The advent and eventual collapse of state socialist regimes were among the most profound moments of social change in 20th-century Europe. State socialism was conceived as an institutionalised critique of liberal modernity, a teleological project that sought to create a comprehensive alternative to capitalism and liberal democracy. The dissolution of these regimes after 1989 inaugurated a tumultuous period in which socialist institutions and ways of life were often purposefully dismantled or otherwise eroded. Post-socialist societies experienced rapid political and economic change that was meant to (and for some, did) bring democratization and prosperity, and integrated them into the capitalist world-system.

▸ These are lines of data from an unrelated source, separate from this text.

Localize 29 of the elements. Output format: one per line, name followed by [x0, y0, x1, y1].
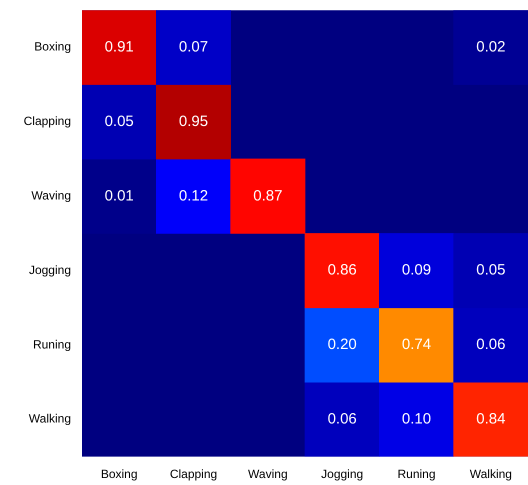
data-label: 0.05: [476, 262, 506, 279]
data-label: 0.10: [402, 410, 432, 428]
data-label: 0.84: [476, 410, 506, 428]
x-tick-label: Runing: [397, 467, 436, 482]
data-label: 0.95: [178, 112, 208, 130]
x-tick-label: Waving: [248, 467, 288, 482]
data-label: 0.09: [402, 262, 432, 279]
y-tick-label: Boxing: [34, 40, 71, 54]
data-label: 0.87: [253, 187, 282, 204]
data-label: 0.05: [104, 112, 134, 130]
data-label: 0.02: [476, 38, 506, 56]
data-label: 0.12: [178, 187, 208, 204]
data-label: 0.01: [104, 187, 134, 204]
x-tick-label: Boxing: [100, 467, 138, 482]
data-label: 0.07: [178, 38, 208, 56]
data-label: 0.06: [328, 410, 357, 428]
x-tick-label: Jogging: [321, 467, 364, 482]
y-tick-label: Waving: [31, 188, 71, 203]
x-tick-label: Walking: [470, 467, 512, 482]
data-label: 0.20: [328, 336, 357, 354]
y-tick-label: Walking: [28, 412, 71, 426]
data-label: 0.74: [402, 336, 432, 354]
data-label: 0.06: [476, 336, 506, 354]
data-label: 0.91: [104, 38, 134, 56]
data-label: 0.86: [328, 262, 357, 279]
x-tick-label: Clapping: [170, 467, 218, 482]
y-tick-label: Jogging: [28, 262, 71, 277]
y-tick-label: Runing: [32, 337, 71, 352]
y-tick-label: Clapping: [24, 114, 71, 128]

As a laboratory of social change, the (post)socialist East occupies a special place in anthropology. Having accompanied and studied postsocialist transitions to liberal modernity since their beginning, we have accumulated a vast postsocialist ‘archive — decades of ethnographies, fieldnotes, and theoretical interventions — that document and theorise these changes and offer a privileged vantage for unsettling the certainties of capitalist modernity and liberal progress in the moment of unipolar U.S. hegemony.

Today, as that hegemony seems to be crumbling, this archive feels simultaneously indispensable and exhausted. Indispensable because it contains long-term evidence for the crises accompanying the decline of informal empires and regime change — authoritarian retrenchment, predatory capitalism, inter-imperial dynamics, and racialized migration. Exhausted because these very crises seem to have erased the conditions for accepting postsocialist critique as universally valid: the epistemic infrastructures, institutional audiences, and political narratives that once made the archive’s lessons legible have been transformed or delegitimised.

This roundtable explores what a return to postsocialist ethnography as an ‘archive’, documenting nearly four decades of transformations, can offer to the understanding of current crises of liberalism.